The South African Revenue Service (SARS) says it has obtained an interim court order interdicting the National Education, Health and Allied Workers’ Union (Nehawu) and Public Servants Association of South Africa (PSA) members from picketing in places other than those specified in the Commission for Conciliation, Mediation and Arbitration (CCMA) Picketing Rules.
SARS says the picketing at its head office in Pretoria and the Alberton campus by its striking employees on Thursday was illegal.
Around 10 000 workers affiliated to the two trade unions have embarked on a nationwide strike, over a wage dispute.
Workers are demanding an 11.4% wage increase across the board, while the revenue service is offering 7%.
On Thursday, 33 out of 53 walk-in branches were closed as a result of the strike, with the rest functioning on a diminished capacity.
Impact on SA borders
Protesting SARS officials, at the Beit Bridge port of entry outside Musina in Limpopo, believe the protest action at the border impacted negatively on revenue collection in the country.
All employees withdrew their services and only managers are manning service desks.
The queues of vehicles that had formed in the morning have now subsided.

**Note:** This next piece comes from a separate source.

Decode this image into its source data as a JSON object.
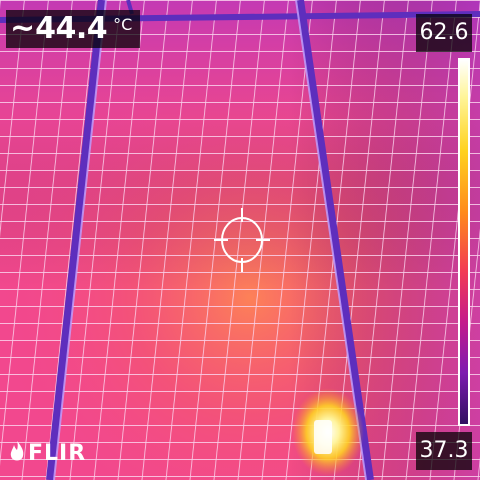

Workers union Nehawu spokesperson at Beit Bridge, Katlego Seseani says they will continue with their protest.
“Operations are not running normally. The trucks that you are seeing here … Beitbridge is normally a very active border that the movement of trucks wouldn’t be what you are seeing here today. Export and import are highly affected. The people that are helping inside are from the management of SARS. We don’t know how long they are planning to do this because the workers are here outside. We are asking something simple 11.4% – can the employer give it to us please.”

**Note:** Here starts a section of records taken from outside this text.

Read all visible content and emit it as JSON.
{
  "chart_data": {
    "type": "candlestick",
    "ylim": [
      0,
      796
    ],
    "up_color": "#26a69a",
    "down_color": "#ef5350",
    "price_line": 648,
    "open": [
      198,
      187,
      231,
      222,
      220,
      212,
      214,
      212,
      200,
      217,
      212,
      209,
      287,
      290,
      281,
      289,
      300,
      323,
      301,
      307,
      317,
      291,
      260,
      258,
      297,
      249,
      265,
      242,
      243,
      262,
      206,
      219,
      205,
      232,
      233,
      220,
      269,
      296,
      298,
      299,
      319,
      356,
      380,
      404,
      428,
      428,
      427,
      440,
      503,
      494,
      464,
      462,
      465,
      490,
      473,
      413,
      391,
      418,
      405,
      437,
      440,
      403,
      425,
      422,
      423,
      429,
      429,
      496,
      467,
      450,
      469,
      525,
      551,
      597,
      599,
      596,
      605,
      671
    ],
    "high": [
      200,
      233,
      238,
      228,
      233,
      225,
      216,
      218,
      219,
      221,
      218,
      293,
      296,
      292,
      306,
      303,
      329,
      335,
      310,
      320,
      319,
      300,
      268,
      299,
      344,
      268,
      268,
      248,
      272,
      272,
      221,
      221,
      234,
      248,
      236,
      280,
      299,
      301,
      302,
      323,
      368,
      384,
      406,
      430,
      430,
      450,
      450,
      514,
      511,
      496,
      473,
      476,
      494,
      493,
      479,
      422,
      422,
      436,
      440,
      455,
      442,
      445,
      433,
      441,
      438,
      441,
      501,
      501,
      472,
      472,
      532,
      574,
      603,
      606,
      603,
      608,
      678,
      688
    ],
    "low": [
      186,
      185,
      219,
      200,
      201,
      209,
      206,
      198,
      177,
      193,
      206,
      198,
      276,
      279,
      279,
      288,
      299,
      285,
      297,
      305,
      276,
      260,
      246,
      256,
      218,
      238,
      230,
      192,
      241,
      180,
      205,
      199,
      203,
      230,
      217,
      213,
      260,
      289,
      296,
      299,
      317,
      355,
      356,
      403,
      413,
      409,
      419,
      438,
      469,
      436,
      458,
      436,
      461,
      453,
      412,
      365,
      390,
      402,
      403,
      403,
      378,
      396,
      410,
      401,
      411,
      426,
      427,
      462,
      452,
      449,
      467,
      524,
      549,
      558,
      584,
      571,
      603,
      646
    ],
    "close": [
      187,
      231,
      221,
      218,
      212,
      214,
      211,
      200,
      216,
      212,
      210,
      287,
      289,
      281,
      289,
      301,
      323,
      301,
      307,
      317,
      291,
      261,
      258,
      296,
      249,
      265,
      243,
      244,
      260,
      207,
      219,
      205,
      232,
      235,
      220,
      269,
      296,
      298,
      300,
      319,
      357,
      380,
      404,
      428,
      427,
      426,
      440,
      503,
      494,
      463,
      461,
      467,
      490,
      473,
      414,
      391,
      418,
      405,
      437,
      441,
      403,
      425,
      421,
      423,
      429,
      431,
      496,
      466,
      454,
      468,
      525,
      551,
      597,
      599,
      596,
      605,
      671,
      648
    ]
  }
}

PSA shopsteward Moshieni Montsha says they are ready to protest until their demands are met.
“It will go ahead as and when we are called to the the negotiating table. The operation is very slow but as you can see we are not disrupting anything, but the majority of our employees are not working today. So yesterday as you can see the line is very very long. It’s about a hundred trucks waiting to be processed I’ve learnt to believe that the grade seven are working which is more like management.”